Did Malaysia Airlines crash its own jet for insurance money?
While the world remains mesmerized by the mysterious disappearance of Malaysia Airlines Flight 370, no shortage of theories have been presented by the media. These theories range from the logical to the highly illogical, and everything in between. Earlier, we proposed one theory, suggesting the plane may have gone down intact after an emergency water landing, as the result of a sudden engine "flame-out" caused by flying through a cloud of volcanic ash (Java's Mount Kelud had violently erupted just days before). While this theory has yet to be disproved, we would like to present yet another possible explanation which has not been addressed by the so-called experts interviewed by the mainstream media.
This theory involves a plotline far more nefarious than an act of terror or pilot suicide, and poses the question: Could Malaysia Airlines have crashed its own aircraft for insurance money?
|Stock plummeted one year BEFORE the plane's disappearance.|
It is a well-established fact that, for several years, Malaysia Airlines has been teetering on the brink of financial ruin. Just look at the company's stock values over the past ten years; Malaysian Airline System BHD (stock symbol: MLYAF) stock attained its all-time high of $1.50 a share in early 2008, while plummeting to just twenty-five cents a share in March of 2014... and this is before the disappearance of Flight 370. Malaysia Airlines stock now sits at just nine cents per share.
While this may sound pretty darn bad, bear in mind that there are only 27,285 shares of Malaysia Airlines stock floating around the market, which means that the demise of Flight 370 (intentional or otherwise) couldn't possibly hurt the company any more than it was already hurting. It is the financial equivalent of shooting yourself in the foot when you already have inoperable Stage Four cancer. The loss of Flight 370 resulted in a mere $0.16 drop in stock prices, or a loss of just $4,365.60.
Yes, that's right folks. A jet with a price tag of $252 million could fall off the face of the earth, and cost the airline and its stockholders less than the price of a used Dodge Neon.
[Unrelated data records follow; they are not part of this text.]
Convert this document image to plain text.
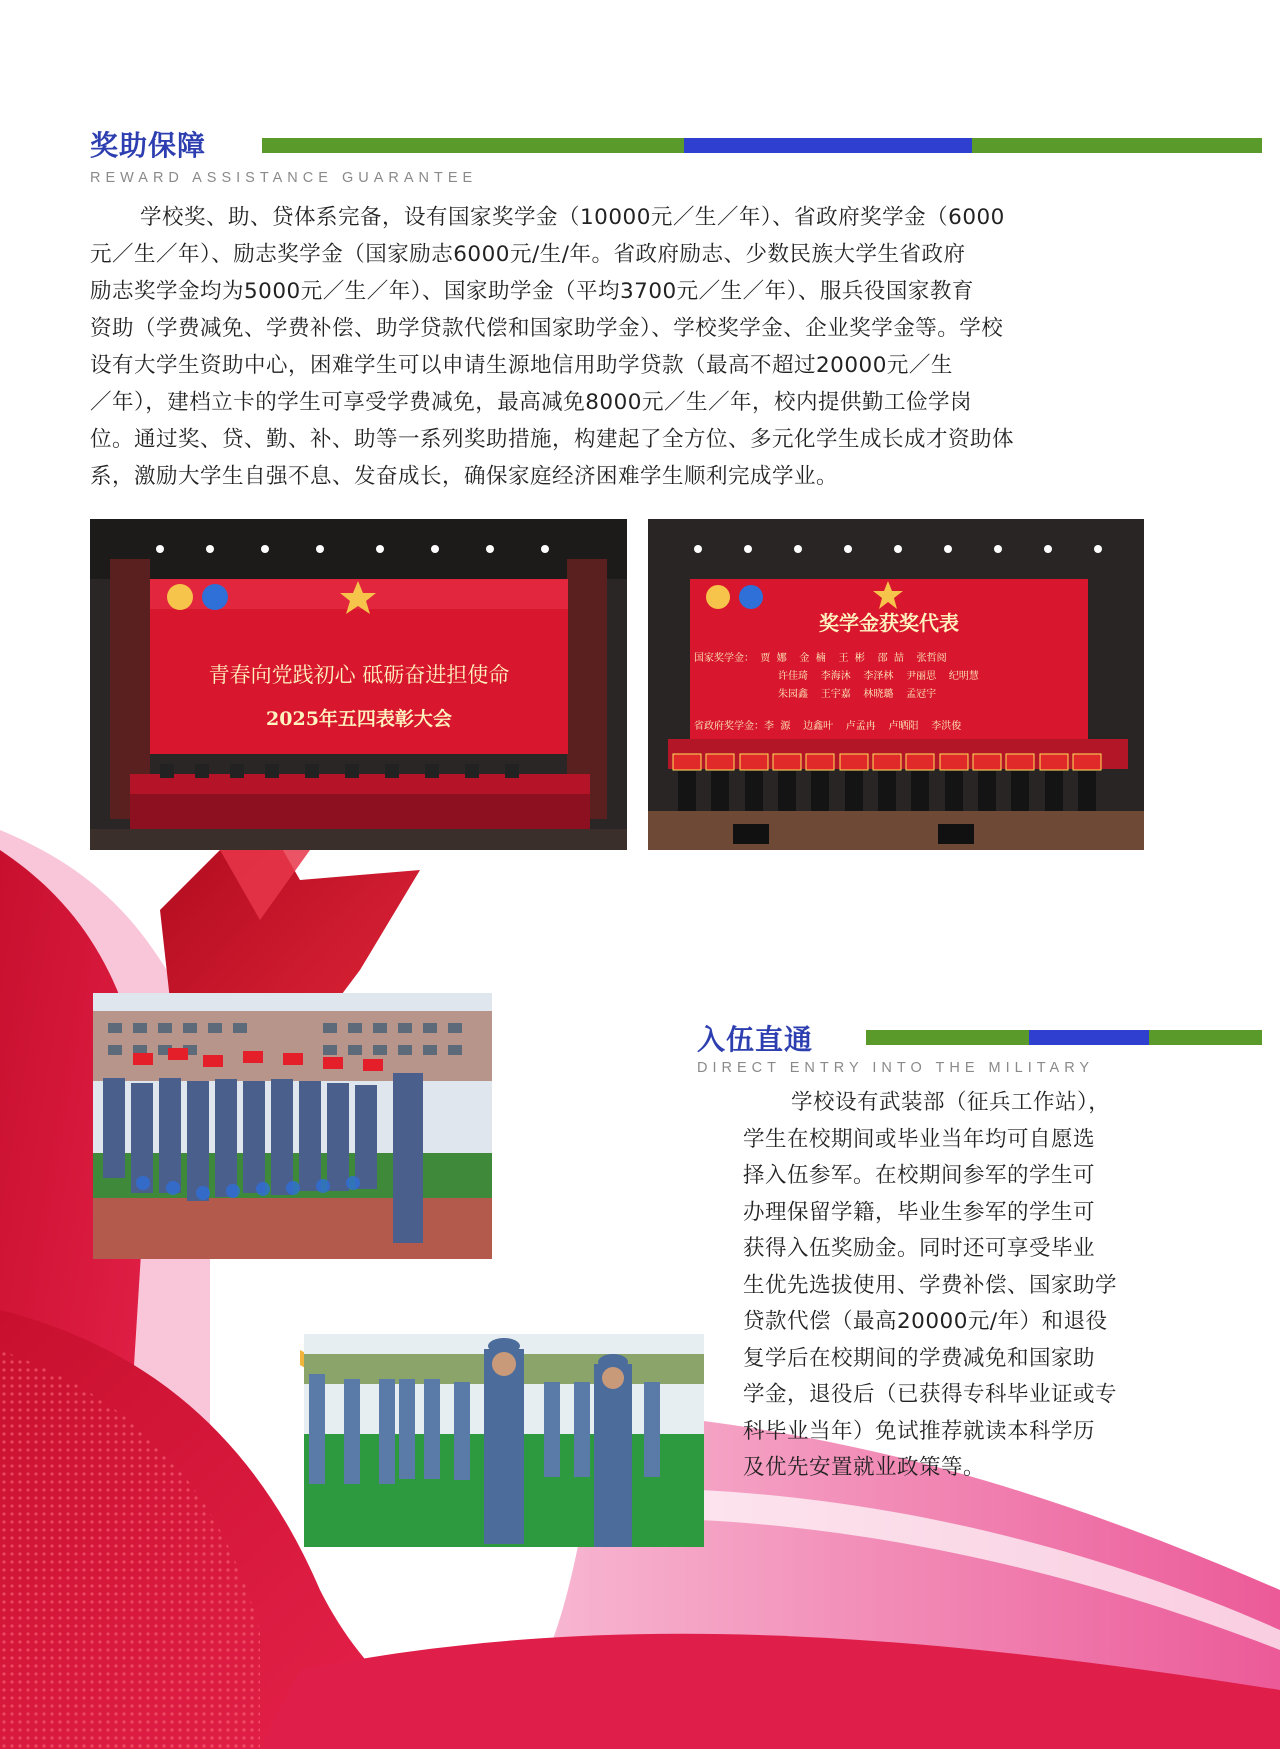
奖助保障
REWARD ASSISTANCE GUARANTEE
学校奖、助、贷体系完备，设有国家奖学金（10000元／生／年）、省政府奖学金（6000
元／生／年）、励志奖学金（国家励志6000元/生/年。省政府励志、少数民族大学生省政府
励志奖学金均为5000元／生／年）、国家助学金（平均3700元／生／年）、服兵役国家教育
资助（学费减免、学费补偿、助学贷款代偿和国家助学金）、学校奖学金、企业奖学金等。学校
设有大学生资助中心，困难学生可以申请生源地信用助学贷款（最高不超过20000元／生
／年），建档立卡的学生可享受学费减免，最高减免8000元／生／年，校内提供勤工俭学岗
位。通过奖、贷、勤、补、助等一系列奖助措施，构建起了全方位、多元化学生成长成才资助体
系，激励大学生自强不息、发奋成长，确保家庭经济困难学生顺利完成学业。
青春向党践初心 砥砺奋进担使命
2025年五四表彰大会
奖学金获奖代表
国家奖学金：  贾  娜    金  楠    王  彬    邵  喆    张哲阅
许佳琦    李海沐    李泽林    尹丽思    纪明慧
朱园鑫    王宇嘉    林晓璐    孟冠宇
省政府奖学金：李  源    边鑫叶    卢孟冉    卢晒阳    李洪俊
入伍直通
DIRECT ENTRY INTO THE MILITARY
学校设有武装部（征兵工作站），
学生在校期间或毕业当年均可自愿选
择入伍参军。在校期间参军的学生可
办理保留学籍，毕业生参军的学生可
获得入伍奖励金。同时还可享受毕业
生优先选拔使用、学费补偿、国家助学
贷款代偿（最高20000元/年）和退役
复学后在校期间的学费减免和国家助
学金，退役后（已获得专科毕业证或专
科毕业当年）免试推荐就读本科学历
及优先安置就业政策等。
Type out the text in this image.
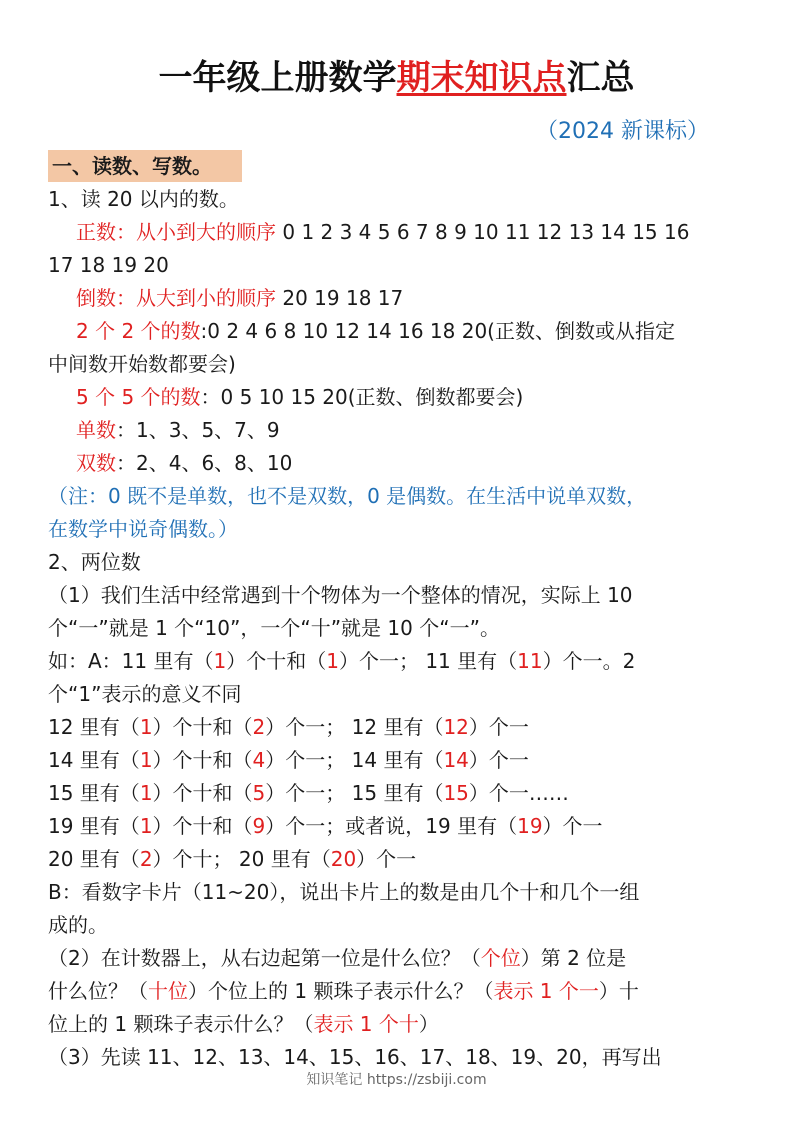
一年级上册数学期末知识点汇总
（2024 新课标）
一、读数、写数。
1、读 20 以内的数。
正数：从小到大的顺序 0 1 2 3 4 5 6 7 8 9 10 11 12 13 14 15 16
17 18 19 20
倒数：从大到小的顺序 20 19 18 17
2 个 2 个的数:0 2 4 6 8 10 12 14 16 18 20(正数、倒数或从指定
中间数开始数都要会)
5 个 5 个的数：0 5 10 15 20(正数、倒数都要会)
单数：1、3、5、7、9
双数：2、4、6、8、10
（注：0 既不是单数，也不是双数，0 是偶数。在生活中说单双数，
在数学中说奇偶数。）
2、两位数
（1）我们生活中经常遇到十个物体为一个整体的情况，实际上 10
个“一”就是 1 个“10”，一个“十”就是 10 个“一”。
如：A：11 里有（1）个十和（1）个一； 11 里有（11）个一。2
个“1”表示的意义不同
12 里有（1）个十和（2）个一； 12 里有（12）个一
14 里有（1）个十和（4）个一； 14 里有（14）个一
15 里有（1）个十和（5）个一； 15 里有（15）个一……
19 里有（1）个十和（9）个一；或者说，19 里有（19）个一
20 里有（2）个十； 20 里有（20）个一
B：看数字卡片（11~20），说出卡片上的数是由几个十和几个一组
成的。
（2）在计数器上，从右边起第一位是什么位？（个位）第 2 位是
什么位？（十位）个位上的 1 颗珠子表示什么？（表示 1 个一）十
位上的 1 颗珠子表示什么？（表示 1 个十）
（3）先读 11、12、13、14、15、16、17、18、19、20，再写出
知识笔记 https://zsbiji.com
In fact, if Malaysia Airlines plays its cards right, it could walk away from the loss of Flight 370 with a pretty sweet insurance payout, thanks to a policy which not only covers the cost of the lost airliner, but also compensates the families of the victims- while possibly forcing surviving family members to waive their right to sue the airline for damages. Of course, if the airline went bankrupt, it's unlikely that the victims' families would be able to recover much financial compensation at all.
And all indications show that, as a company, Malaysia Airlines had about as much stability as a narrow canoe paddled by the world's fattest man. The company posted a net loss of 1.17 billion ringgit (around $360 million) in 2013, leading many financial analysts to speculate that investing in Malaysia Airlines would be a lot like investing in a company which specializes in the manufacturing of rotary telephones.
"They have a habit of losing money. They've changed CEOs multiple times. It hasn't changed anything. It's a question of legacy issues; it's a question of shoddy management. It's a question of government interference," stated Shukor Yusof, an analyst at Standard & Poor's Capital IQ, to CNBC earlier this month. Yusof went on to speak at length about the carrier's history of "careless" financial mistakes.
Speaking of government interference, why have Malaysian authorities done such a piss-poor job in handling the case of Flight 307? Simple. The Malaysian government owns the majority of the airline. Yep, that's right, according to CNBC, Malaysia Airline System BHD is 69% owned by Khazanah Nasional, Malaysia's sovereign wealth fund.
Could it be possible that some high-ranking Malaysian government official or MAS executive "convinced" pilot Zaharie Ahmad Shah to "take one for the team"?
Now that we know the financial health of Malaysia Airlines, it doesn't seem like such a stretch to believe that the pilot did everything in his power to prevent his Boeing 777 from being tracked, such as disabling the plane's transponder and ACARS and inputting a red herring waypoint into the flight plan in order to lead the rest of the world on a wild goose chase across the Indian Ocean. He could have then piloted the jet into a region of the southern ocean where he knew it would never be found, thus eliminating any incriminating evidence of foul play.
But would Zaharie Ahmad Shah ever do such a thing? Who can say. It seems, though, that he was a true "company man" who was devoted to his airline. Hell, if you have a flight simulator in your own home, you'd have to be. Perhaps his level of devotion made him the perfect choice. Perhaps the Malaysian government prodded him into it by convincing his wife to abandon him just before the ill-fated final voyage of Flight 370. If Shah had been reluctant to "take one for the team" and steer the 777 into unsearchable waters, maybe a well-orchestrated plot to disrupt his home life would be an insurance policy against the pilot chickening out at the last minute.
Speaking of insurance policies, there has long been a slang term (albeit an offensive one) which refers to when unscrupulous business owners burn down their own establishments, making it look like an accident, in order to collect insurance money. They call it "Jewish Lightning". When all is said and done, it just may be possible that the disappearance of Flight 370 was a case of Malaysian Lightning.